Ksatria Tiburius dikenal sebagai orang eksentrik yang besar. Kedua, ibunya juga ditandai oleh keanehan, yang utamanya adalah kekhawatiran yang berlebihan untuk kesehatan putranya. Tutornya memiliki keinginan yang kuat akan ketertiban sehingga bocah itu membenci semua pembelajaran. Paman yang kaya juga mengambil bagian dalam pendidikan keponakannya, berniat menjadikannya pewarisnya. Tiburius menjadi termenung dan terganggu. Ketika semua gurunya meninggal satu demi satu, dia tetap kesepian dan tak berdaya. Tiburius membeli sendiri barang-barang yang indah, kemudian dia mulai belajar bermain biola, dan mulai menulis dalam minyak.

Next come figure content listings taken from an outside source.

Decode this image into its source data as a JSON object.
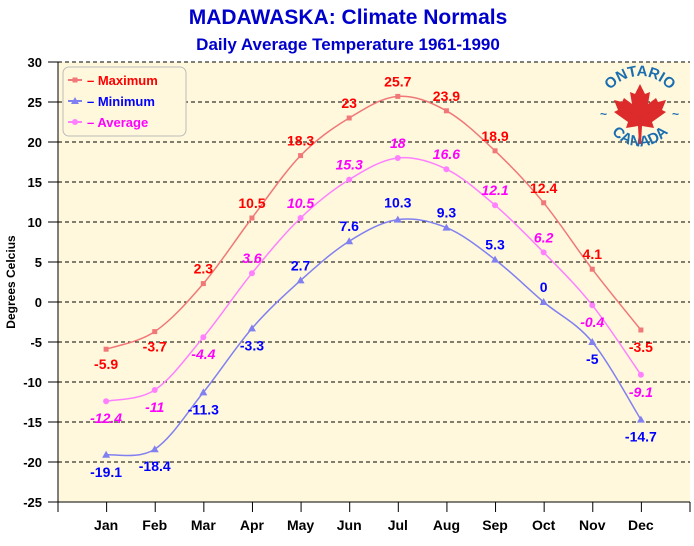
{
  "chart_data": {
    "type": "line",
    "title": "MADAWASKA: Climate Normals",
    "subtitle": "Daily Average Temperature 1961-1990",
    "ylabel": "Degrees Celcius",
    "xlabel": "",
    "ylim": [
      -25,
      30
    ],
    "yticks": [
      30,
      25,
      20,
      15,
      10,
      5,
      0,
      -5,
      -10,
      -15,
      -20,
      -25
    ],
    "grid": true,
    "legend_position": "top-left",
    "categories": [
      "Jan",
      "Feb",
      "Mar",
      "Apr",
      "May",
      "Jun",
      "Jul",
      "Aug",
      "Sep",
      "Oct",
      "Nov",
      "Dec"
    ],
    "series": [
      {
        "name": "Maximum",
        "legend_label": "– Maximum",
        "values": [
          -5.9,
          -3.7,
          2.3,
          10.5,
          18.3,
          23,
          25.7,
          23.9,
          18.9,
          12.4,
          4.1,
          -3.5
        ],
        "line_color": "#f07878",
        "label_color": "#ff0000",
        "marker": "square"
      },
      {
        "name": "Minimum",
        "legend_label": "– Minimum",
        "values": [
          -19.1,
          -18.4,
          -11.3,
          -3.3,
          2.7,
          7.6,
          10.3,
          9.3,
          5.3,
          0,
          -5,
          -14.7
        ],
        "line_color": "#8080f0",
        "label_color": "#0000ff",
        "marker": "triangle"
      },
      {
        "name": "Average",
        "legend_label": "– Average",
        "values": [
          -12.4,
          -11,
          -4.4,
          3.6,
          10.5,
          15.3,
          18,
          16.6,
          12.1,
          6.2,
          -0.4,
          -9.1
        ],
        "line_color": "#ff80ff",
        "label_color": "#ff00ff",
        "marker": "diamond"
      }
    ],
    "plot_background": "#fff8dc"
  },
  "logo": {
    "top_text": "ONTARIO",
    "bottom_text": "CANADA",
    "color": "#1a6eb0",
    "leaf_color": "#dd2a2a"
  }
}
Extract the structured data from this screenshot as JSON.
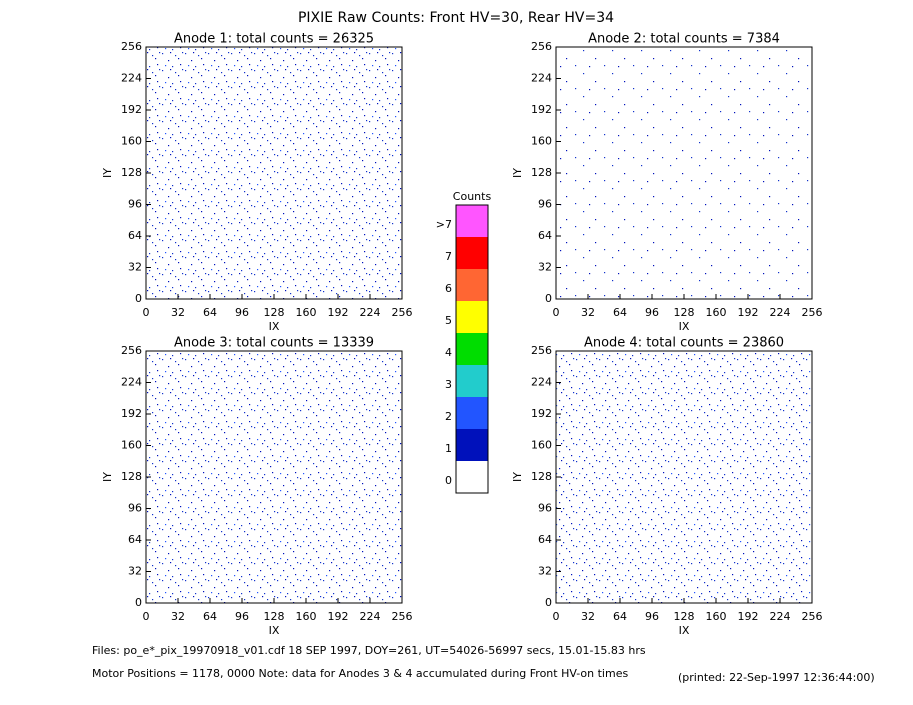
{
  "title": "PIXIE Raw Counts:  Front HV=30, Rear HV=34",
  "chart_data": [
    {
      "type": "heatmap",
      "title": "Anode 1: total counts = 26325",
      "xlabel": "IX",
      "ylabel": "IY",
      "xlim": [
        0,
        256
      ],
      "ylim": [
        0,
        256
      ],
      "xticks": [
        0,
        32,
        64,
        96,
        128,
        160,
        192,
        224,
        256
      ],
      "yticks": [
        0,
        32,
        64,
        96,
        128,
        160,
        192,
        224,
        256
      ]
    },
    {
      "type": "heatmap",
      "title": "Anode 2: total counts = 7384",
      "xlabel": "IX",
      "ylabel": "IY",
      "xlim": [
        0,
        256
      ],
      "ylim": [
        0,
        256
      ],
      "xticks": [
        0,
        32,
        64,
        96,
        128,
        160,
        192,
        224,
        256
      ],
      "yticks": [
        0,
        32,
        64,
        96,
        128,
        160,
        192,
        224,
        256
      ]
    },
    {
      "type": "heatmap",
      "title": "Anode 3: total counts = 13339",
      "xlabel": "IX",
      "ylabel": "IY",
      "xlim": [
        0,
        256
      ],
      "ylim": [
        0,
        256
      ],
      "xticks": [
        0,
        32,
        64,
        96,
        128,
        160,
        192,
        224,
        256
      ],
      "yticks": [
        0,
        32,
        64,
        96,
        128,
        160,
        192,
        224,
        256
      ]
    },
    {
      "type": "heatmap",
      "title": "Anode 4: total counts = 23860",
      "xlabel": "IX",
      "ylabel": "IY",
      "xlim": [
        0,
        256
      ],
      "ylim": [
        0,
        256
      ],
      "xticks": [
        0,
        32,
        64,
        96,
        128,
        160,
        192,
        224,
        256
      ],
      "yticks": [
        0,
        32,
        64,
        96,
        128,
        160,
        192,
        224,
        256
      ]
    }
  ],
  "colorbar": {
    "title": "Counts",
    "levels": [
      {
        "label": ">7",
        "color": "#ff55ff"
      },
      {
        "label": "7",
        "color": "#ff0000"
      },
      {
        "label": "6",
        "color": "#ff6633"
      },
      {
        "label": "5",
        "color": "#ffff00"
      },
      {
        "label": "4",
        "color": "#00dd00"
      },
      {
        "label": "3",
        "color": "#22cccc"
      },
      {
        "label": "2",
        "color": "#2255ff"
      },
      {
        "label": "1",
        "color": "#0011bb"
      },
      {
        "label": "0",
        "color": "#ffffff"
      }
    ]
  },
  "footer": {
    "files": "Files: po_e*_pix_19970918_v01.cdf    18 SEP 1997, DOY=261, UT=54026-56997 secs, 15.01-15.83 hrs",
    "motor": "Motor Positions = 1178, 0000   Note: data for Anodes 3 & 4 accumulated during Front HV-on times",
    "printed": "(printed: 22-Sep-1997 12:36:44:00)"
  }
}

Suatu hari, Tiburius memutuskan bahwa dia sakit parah, dan secara bertahap menghentikan semua hubungan dengan orang-orang. “Sekarang, Tuan Tiburius dapat dibandingkan dengan menara yang diplester dan bercat putih:
burung layang-layang dan burung pelatuk, yang sebelumnya berputar di sampingnya, terbang menjauh, dan dia berdiri sendiri, ditinggalkan oleh semua orang. ” Dari pagi hingga malam dia membaca buku-buku tentang obat-obatan, menemukan dalam dirinya lebih banyak dan lebih banyak penyakit baru. Tidak jauh dari Tiburius, seorang pria menetap, juga dikenal sebagai orang eksentrik. Sebagai seorang dokter kedokteran, ia tidak berlatih sama sekali, tetapi terlibat dalam pengolahan tanah dan berkebun. Tiburius menoleh padanya untuk meminta nasihat. Dokter menyarankannya untuk menikah, tetapi pertama-tama pergi ke perairan, di mana ia ditakdirkan untuk bertemu calon istrinya. Pernikahan itu tidak menarik perhatian Tiburius, tetapi perjalanan ke resor itu, sebaliknya, tampak bermanfaat, dan ia memulai perjalanannya.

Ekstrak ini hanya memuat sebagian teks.